昔からの考え、目の前に捕らわれ、先が見えない人が、指示には従っているから、組織は硬直し、企業は停滞するのです。
とは言え、人は目の前のことしか見えません、昨日書いた金券ショップにしても、反社の闇につながっているかもしれないけれど、庶民の味方ではないかという意見もありました。
くず鉄と言われる、マナー違反や不正乗車をする連中でさえ、バレなければいいという理屈でいます。
しかし、大企業が自社のブランド、顧客を中長期的に維持し拡大していくのに、目先だけでとらえてはいけないのです。
ハッピーセットで捨てられるバーガー、ライダーチップスで捨てられるポテトチップになってはいけないのです。

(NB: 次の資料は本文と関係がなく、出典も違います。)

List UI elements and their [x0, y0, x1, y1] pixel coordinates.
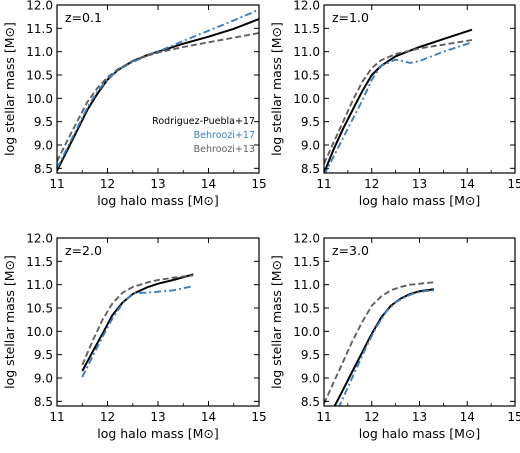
series-line-2	[338, 289, 434, 406]
y-tick-label: 11.5	[26, 22, 53, 36]
x-tick-label: 12	[364, 177, 379, 191]
redshift-label: z=1.0	[332, 10, 369, 25]
series-line-1	[333, 288, 434, 406]
x-tick-label: 13	[412, 177, 427, 191]
x-tick-label: 15	[251, 410, 266, 424]
y-tick-label: 10.0	[26, 325, 53, 339]
x-axis-label: log halo mass [M⊙]	[359, 193, 481, 208]
y-tick-label: 10.5	[293, 302, 320, 316]
x-tick-label: 14	[460, 410, 475, 424]
series-line-2	[324, 41, 473, 173]
plot-frame	[323, 237, 516, 407]
series-line-3	[324, 281, 434, 405]
x-tick-label: 11	[316, 177, 331, 191]
panel-4: 11 12 13 14 15 8.5 9.0 9.5 10.0 10.5 11.0 11.5 12.0 l…	[269, 232, 520, 442]
y-tick-label: 11.0	[293, 278, 320, 292]
y-tick-label: 12.0	[293, 232, 320, 246]
redshift-label: z=3.0	[332, 243, 369, 258]
x-axis-label: log halo mass [M⊙]	[359, 426, 481, 441]
y-tick-label: 8.5	[301, 162, 320, 176]
y-tick-label: 8.5	[34, 162, 53, 176]
y-tick-label: 9.5	[301, 348, 320, 362]
y-tick-label: 9.5	[301, 115, 320, 129]
legend-entry: Rodriguez-Puebla+17	[152, 116, 255, 127]
x-tick-label: 11	[49, 410, 64, 424]
y-tick-label: 12.0	[26, 0, 53, 13]
legend-entry: Behroozi+13	[194, 144, 255, 155]
y-tick-label: 8.5	[34, 395, 53, 409]
y-tick-label: 11.0	[26, 45, 53, 59]
series-line-3	[57, 32, 259, 162]
x-tick-label: 14	[201, 410, 216, 424]
y-tick-label: 10.5	[293, 69, 320, 83]
x-axis-label: log halo mass [M⊙]	[97, 193, 219, 208]
y-tick-label: 11.0	[26, 278, 53, 292]
x-tick-label: 15	[507, 410, 520, 424]
x-tick-label: 13	[150, 177, 165, 191]
plot-frame	[56, 237, 260, 407]
series-line-1	[81, 273, 194, 372]
y-axis-label: log stellar mass [M⊙]	[2, 22, 17, 156]
y-axis-label: log stellar mass [M⊙]	[2, 255, 17, 389]
y-tick-label: 10.0	[293, 325, 320, 339]
y-tick-label: 9.0	[301, 139, 320, 153]
series-line-2	[81, 285, 194, 378]
series-line-2	[57, 8, 259, 169]
y-tick-label: 9.0	[34, 139, 53, 153]
x-axis-label: log halo mass [M⊙]	[97, 426, 219, 441]
panel-2: 11 12 13 14 15 8.5 9.0 9.5 10.0 10.5 11.0 11.5 12.0 l…	[269, 0, 520, 208]
x-tick-label: 13	[412, 410, 427, 424]
plot-frame	[323, 4, 516, 174]
y-tick-label: 12.0	[293, 0, 320, 13]
panel-3: 11 12 13 14 15 8.5 9.0 9.5 10.0 10.5 11.0 11.5 12.0 l…	[2, 232, 267, 442]
y-tick-label: 8.5	[301, 395, 320, 409]
y-tick-label: 9.0	[301, 372, 320, 386]
series-line-3	[81, 274, 194, 366]
y-tick-label: 11.5	[293, 255, 320, 269]
y-axis-label: log stellar mass [M⊙]	[269, 22, 284, 156]
y-tick-label: 10.5	[26, 69, 53, 83]
y-tick-label: 10.0	[26, 92, 53, 106]
x-tick-label: 12	[100, 410, 115, 424]
x-tick-label: 15	[507, 177, 520, 191]
x-tick-label: 14	[460, 177, 475, 191]
redshift-label: z=2.0	[65, 243, 102, 258]
y-tick-label: 12.0	[26, 232, 53, 246]
y-tick-label: 11.0	[293, 45, 320, 59]
y-tick-label: 11.5	[293, 22, 320, 36]
series-line-1	[324, 28, 473, 173]
x-tick-label: 11	[49, 177, 64, 191]
series-line-3	[324, 39, 473, 165]
x-tick-label: 12	[364, 410, 379, 424]
y-tick-label: 10.0	[293, 92, 320, 106]
x-tick-label: 14	[201, 177, 216, 191]
x-tick-label: 13	[150, 410, 165, 424]
y-tick-label: 9.0	[34, 372, 53, 386]
x-tick-label: 15	[251, 177, 266, 191]
y-tick-label: 10.5	[26, 302, 53, 316]
y-axis-label: log stellar mass [M⊙]	[269, 255, 284, 389]
redshift-label: z=0.1	[65, 10, 102, 25]
y-tick-label: 11.5	[26, 255, 53, 269]
x-tick-label: 12	[100, 177, 115, 191]
y-tick-label: 9.5	[34, 115, 53, 129]
x-tick-label: 11	[316, 410, 331, 424]
y-tick-label: 9.5	[34, 348, 53, 362]
legend-entry: Behroozi+17	[194, 130, 255, 141]
panel-1: 11 12 13 14 15 8.5 9.0 9.5 10.0 10.5 11.0 11.5 12.0 l…	[2, 0, 267, 208]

ディズニーだとかキャラクターデザインで、タイアップした限定の化粧品なども出しましたが、本体の化粧品のお試しを促進し、リピートにつながるまだかろうじて許せる範囲です。それでも、そんなパッケージに頼っても商品が良くないと、少ないリピーターがそっちに回れば、通常品はさらに売れなくなりました。
タイアップ先にお金を払い、企画品をコストをかけて作ってブランドを劣化させていたのです。

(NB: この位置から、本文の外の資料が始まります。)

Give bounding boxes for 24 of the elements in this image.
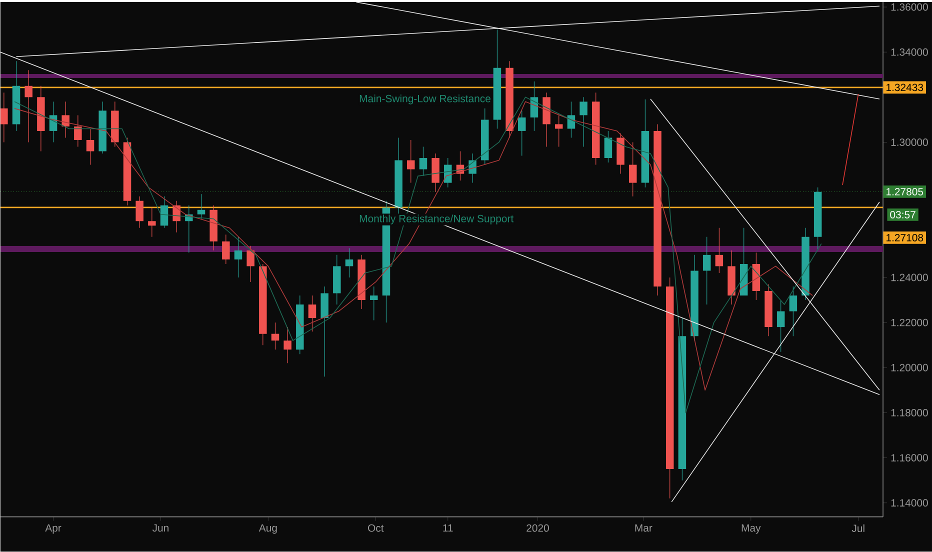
x-tick-label: Aug bbox=[258, 524, 277, 534]
x-tick-label: Jul bbox=[852, 524, 864, 532]
y-tick-label: 1.30000 bbox=[891, 138, 928, 146]
y-tick-label: 1.24000 bbox=[891, 274, 928, 282]
y-tick-label: 1.20000 bbox=[891, 364, 928, 372]
text: 03:57 bbox=[890, 211, 916, 219]
x-tick-label: 11 bbox=[443, 524, 453, 532]
x-tick-label: May bbox=[742, 524, 761, 534]
ref-line-label: 1.32433 bbox=[886, 84, 924, 92]
y-tick-label: 1.36000 bbox=[891, 3, 928, 11]
y-tick-label: 1.14000 bbox=[891, 499, 928, 507]
ref-line-label: 1.27108 bbox=[886, 234, 924, 242]
ref-line-label: 1.27805 bbox=[886, 188, 924, 196]
y-tick-label: 1.18000 bbox=[891, 409, 928, 416]
x-tick-label: Mar bbox=[635, 524, 652, 532]
annotation: Monthly Resistance/New Support bbox=[360, 214, 514, 224]
x-tick-label: Jun bbox=[152, 524, 168, 532]
y-tick-label: 1.34000 bbox=[891, 48, 928, 56]
x-tick-label: Apr bbox=[45, 524, 62, 534]
x-tick-label: Oct bbox=[368, 524, 384, 532]
x-tick-label: 2020 bbox=[526, 524, 549, 532]
annotation: Main-Swing-Low Resistance bbox=[360, 94, 490, 104]
y-tick-label: 1.16000 bbox=[891, 454, 928, 462]
y-tick-label: 1.22000 bbox=[891, 318, 928, 326]
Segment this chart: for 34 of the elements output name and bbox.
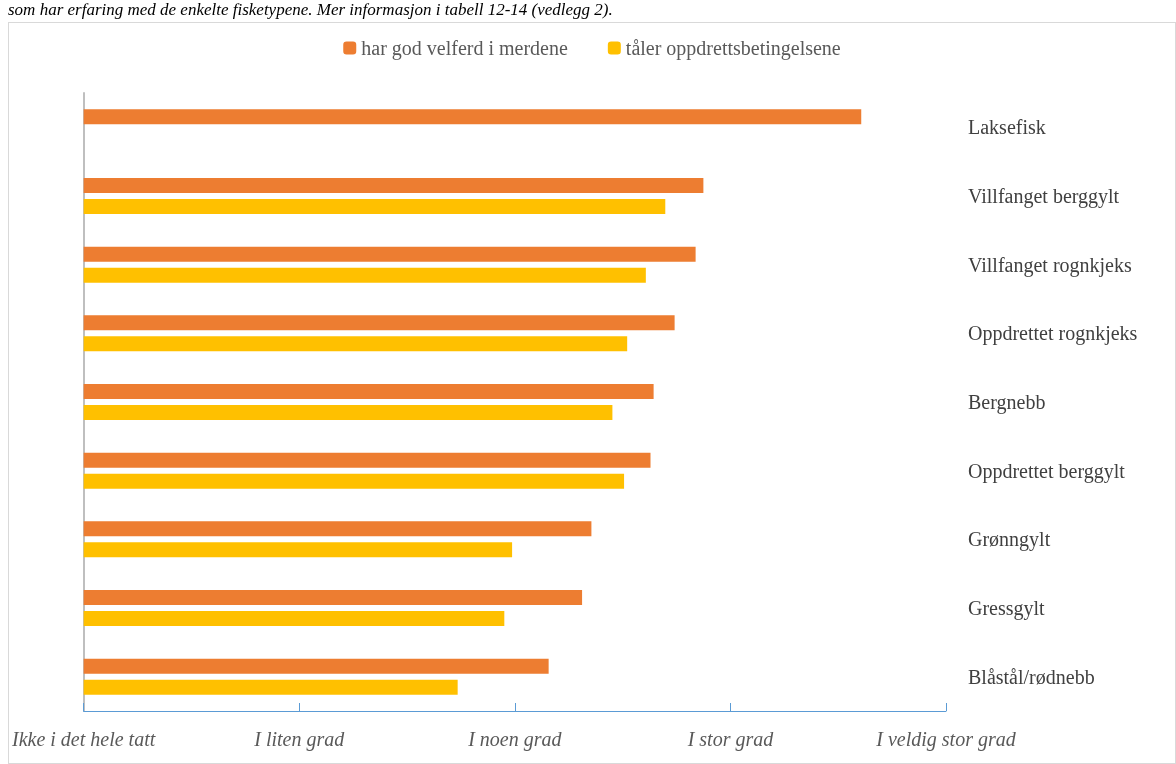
y-tick-label: Bergnebb [968,391,1046,414]
bar [83,336,628,352]
text: I stor grad [686,728,775,751]
bar [83,109,862,125]
y-tick-label: Gressgylt [968,597,1046,620]
text: Ikke i det hele tatt [11,728,156,750]
bar [83,384,654,399]
text: I veldig stor grad [875,728,1017,751]
bar [83,452,651,468]
bar [83,611,505,626]
text: som har erfaring med de enkelte fisketypene. Mer informasjon i tabell 12-14 (vedlegg 2). [8,0,613,20]
bar [83,542,513,558]
y-tick-label: Oppdrettet berggylt [968,459,1126,483]
legend-label: har god velferd i merdene [361,37,568,60]
bar [83,178,704,193]
y-tick-label: Villfanget berggylt [968,185,1120,208]
bar [83,267,646,283]
y-tick-label: Oppdrettet rognkjeks [968,322,1138,346]
text: I noen grad [467,728,563,751]
bar [83,590,583,605]
bar [83,315,675,331]
bar [83,199,666,214]
y-tick-label: Blåstål/rødnebb [968,665,1095,688]
y-tick-label: Laksefisk [968,116,1046,139]
bar [83,246,696,262]
bar [83,658,549,674]
bar [83,679,458,695]
bar [83,473,625,489]
text: I liten grad [253,728,346,751]
legend-label: tåler oppdrettsbetingelsene [625,37,841,60]
bar [83,521,592,537]
y-tick-label: Grønngylt [968,528,1051,552]
y-tick-label: Villfanget rognkjeks [968,253,1132,277]
bar [83,405,613,420]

そして、インバウンド対応はもっと深刻です。グローバルに世界市場を目指すのと、悪質なブローカーに転売されるのは、ブランドの価値を高める意味では全然違います。世界市場への進出は、拠点やターゲットなど綿密なマーケティングがあってのことです。
たまたま、爆買いが多いと、一般の店には並ばなくなり、国内のファンに不便をかけることになります。
私がこの時期、会社ではカネボウのSUISAIというブランドの酵素洗顔が爆売れしました。当時はまだ競合もない独自の技術で、昔から根強い人気のあったアイテムでしたが、その感触などが外国人にも大ウケして、爆買いの現象が、大阪ならミナミなどで始まり、やがて品薄状態が起りました。
当時、道頓堀や御堂筋のドン・キホーテがカネボウのカウンセリング化粧品を扱う契約ともなり、深夜にも営業しているこれらの店舗は、ホテルに一度帰ってからの旅行客が押し寄せました。
売上だけで見れば、教育を受けた美容部員が時間をかけってやっと作れる金額を、バックヤードから前に商品を出すだけで超えていくのです。
ここで、短期的にはこの深夜に人を応援して、倉庫などのロジスティックに投入した方が売り上げが上がるのです。それを考えた営業がいましたし、それを是とする上司もいました。
やはり、先の見えないバカだと思います。
本体の花王でさえ、ベビーおむつの棚から、メリーズが爆買いされ、一時的に売り上げは上がっても、棚ががら空きのままで、他のブランドを置かれ、日本の市場からメリーズが忘れ去られる危機と、必死に戦っていたのです。
長い尺でモノを見るのは、買い物などが上手にできる地アタマの良い人にはできることです。
今の目の前の売上や、利益のために、喪失することを天秤にかけないといけないのです。

サステナビリティという言葉はその後、広まってはきましたが、まだまだその勧化が分かり、しっかり長い目で見ることのできる人は少ないです、政治家だって、目の前に現金で2万円で選挙に勝てると思い込むぐらいです。人間の尊厳も捨てられるバーガーになってはいけないのです。